On a lu un peu partout début février, notamment via une dépêche AFP, que « grâce à l'IA, des rouleaux manuscrits brûlés lors de l'éruption du Vésuve livrent leurs secrets ». L'histoire est belle, mais c'est un peu plus compliqué que ça.

Le chercheur Brent Seales de l'université du Kentucky, qui travaille sur le sujet depuis 2009 en changeant régulièrement d'université, a lancé l'année dernière un concours, nommé Vesuvius Challenge. Objectif, que des informaticiens se penchent sur les images d'un de ces rouleaux obtenues par tomographie et proposent avant le 31 décembre 2023 un code qui détecte les lettres qui y sont inscrites.

Des mécènes de la Silicon Valley

Se trouvant comme mécènes Nat Friedman (ancien CEO de GitHub) et Daniel Gross (cofondateur de Cue), il a pu agrémenter son concours d'un prix de 700 000 dollars pour l'équipe qui arriverait la première à extraire quatre passages de textes de 140 caractères (dont au moins 85 % de caractères récupérables).

Ce prix a été décerné le 5 février dernier à une équipe composée d'un doctorant, Youssef Nader, et de deux autres étudiants, Luke Farritor et Julian Schilliger. Mais, pour le moment, aucun article scientifique n'a ni été publié ni mis en ligne sur un serveur de prépublication. Aucune donnée n'est disponible non plus pour vérifier leurs travaux.
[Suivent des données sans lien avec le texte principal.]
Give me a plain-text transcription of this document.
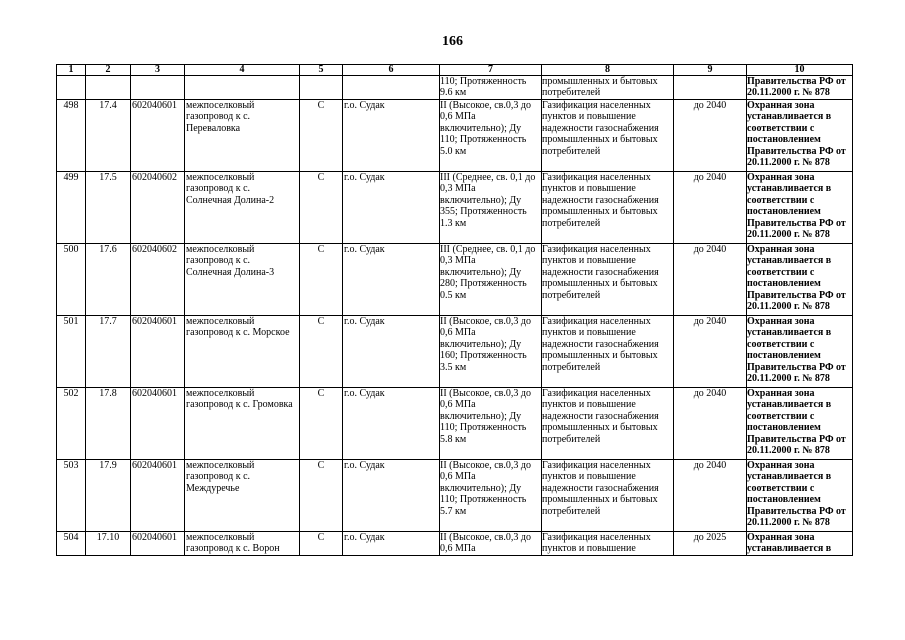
166
1	2	3	4	5	6	7	8	9	10
						110; Протяженность 9.6 км	промышленных и бытовых потребителей		Правительства РФ от 20.11.2000 г. № 878
498	17.4	602040601	межпоселковый газопровод к с. Переваловка	С	г.о. Судак	II (Высокое, св.0,3 до 0,6 МПа включительно); Ду 110; Протяженность 5.0 км	Газификация населенных пунктов и повышение надежности газоснабжения промышленных и бытовых потребителей	до 2040	Охранная зона устанавливается в соответствии с постановлением Правительства РФ от 20.11.2000 г. № 878
499	17.5	602040602	межпоселковый газопровод к с. Солнечная Долина-2	С	г.о. Судак	III (Среднее, св. 0,1 до 0,3 МПа включительно); Ду 355; Протяженность 1.3 км	Газификация населенных пунктов и повышение надежности газоснабжения промышленных и бытовых потребителей	до 2040	Охранная зона устанавливается в соответствии с постановлением Правительства РФ от 20.11.2000 г. № 878
500	17.6	602040602	межпоселковый газопровод к с. Солнечная Долина-3	С	г.о. Судак	III (Среднее, св. 0,1 до 0,3 МПа включительно); Ду 280; Протяженность 0.5 км	Газификация населенных пунктов и повышение надежности газоснабжения промышленных и бытовых потребителей	до 2040	Охранная зона устанавливается в соответствии с постановлением Правительства РФ от 20.11.2000 г. № 878
501	17.7	602040601	межпоселковый газопровод к с. Морское	С	г.о. Судак	II (Высокое, св.0,3 до 0,6 МПа включительно); Ду 160; Протяженность 3.5 км	Газификация населенных пунктов и повышение надежности газоснабжения промышленных и бытовых потребителей	до 2040	Охранная зона устанавливается в соответствии с постановлением Правительства РФ от 20.11.2000 г. № 878
502	17.8	602040601	межпоселковый газопровод к с. Громовка	С	г.о. Судак	II (Высокое, св.0,3 до 0,6 МПа включительно); Ду 110; Протяженность 5.8 км	Газификация населенных пунктов и повышение надежности газоснабжения промышленных и бытовых потребителей	до 2040	Охранная зона устанавливается в соответствии с постановлением Правительства РФ от 20.11.2000 г. № 878
503	17.9	602040601	межпоселковый газопровод к с. Междуречье	С	г.о. Судак	II (Высокое, св.0,3 до 0,6 МПа включительно); Ду 110; Протяженность 5.7 км	Газификация населенных пунктов и повышение надежности газоснабжения промышленных и бытовых потребителей	до 2040	Охранная зона устанавливается в соответствии с постановлением Правительства РФ от 20.11.2000 г. № 878
504	17.10	602040601	межпоселковый газопровод к с. Ворон	С	г.о. Судак	II (Высокое, св.0,3 до 0,6 МПа	Газификация населенных пунктов и повышение	до 2025	Охранная зона устанавливается в
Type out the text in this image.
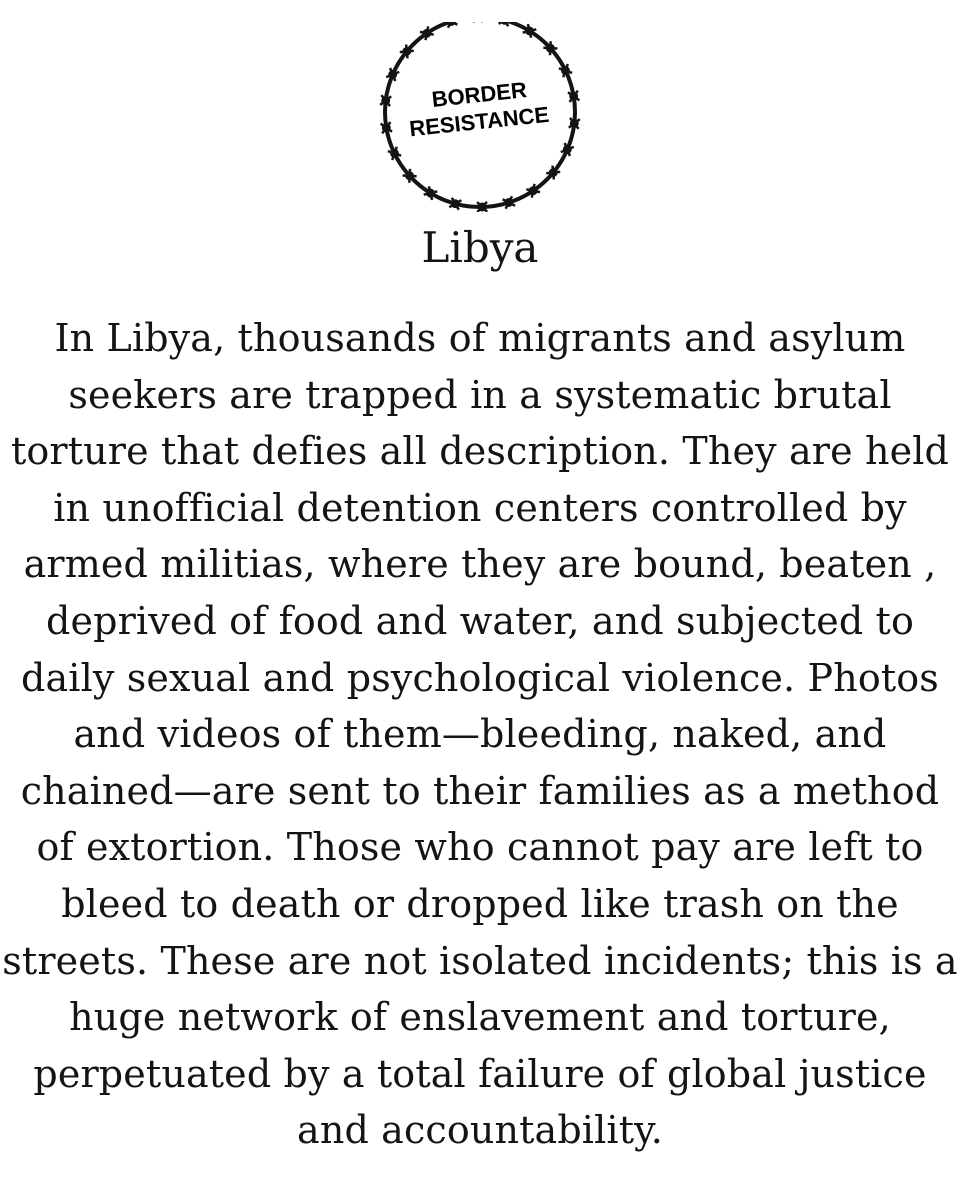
BORDER
RESISTANCE
Libya
In Libya, thousands of migrants and asylum
seekers are trapped in a systematic brutal
torture that defies all description. They are held
in unofficial detention centers controlled by
armed militias, where they are bound, beaten ,
deprived of food and water, and subjected to
daily sexual and psychological violence. Photos
and videos of them—bleeding, naked, and
chained—are sent to their families as a method
of extortion. Those who cannot pay are left to
bleed to death or dropped like trash on the
streets. These are not isolated incidents; this is a
huge network of enslavement and torture,
perpetuated by a total failure of global justice
and accountability.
Ce qui est étonnant pour un travail de ce type, dont la nouvelle a fait le tour du monde.

Au 18ᵉ siècle, une incroyable découverte qui peut partir en poussière

Mais cette histoire, c'est d'abord celle d'une découverte faite au 18ᵉ siècle. En Italie, dans une ville antique nommée Herculanum et située à côté du Vésuve, sont retrouvés des rouleaux de papyrus carbonisés.

Ce sont des « restes d’une bibliothèque romaine enfouie par l’éruption du Vésuve en 79 et qui contiennent les seuls exemplaires conservés des livres de certains philosophes épicuriens majeurs comme Philodème de Gadara, Polyène ou Épicure lui-même ». Ces rouleaux « se présentent sous la forme de blocs carbonisés en surface et impossibles à dérouler sans être totalement ou partiellement détruits », comme l'expliquait en 2018 Julie Giovacchini, ingénieure de recherches au CNRS, spécialisée en analyse de sources anciennes et information scientifique.

Depuis cette découverte, les philologues (qui recherchent, conservent et interprètent les documents rédigés dans une langue donnée, et établissent une édition critique, cf : dictionnaire CNRTL) sont logiquement intrigués par ces rouleaux de papyrus. Le problème est qu'il est impossible de les lire sans qu'ils partent, petit à petit, en poussière de charbon. La plupart ont donc été conservés non dépliés à la bibliothèque de Naples. Certains ont été donnés en cadeaux aux rois de France et du Royaume-Uni au début du XIXe siècle, ce qui explique qu'on en trouve dans les collections de ces deux pays aujourd'hui.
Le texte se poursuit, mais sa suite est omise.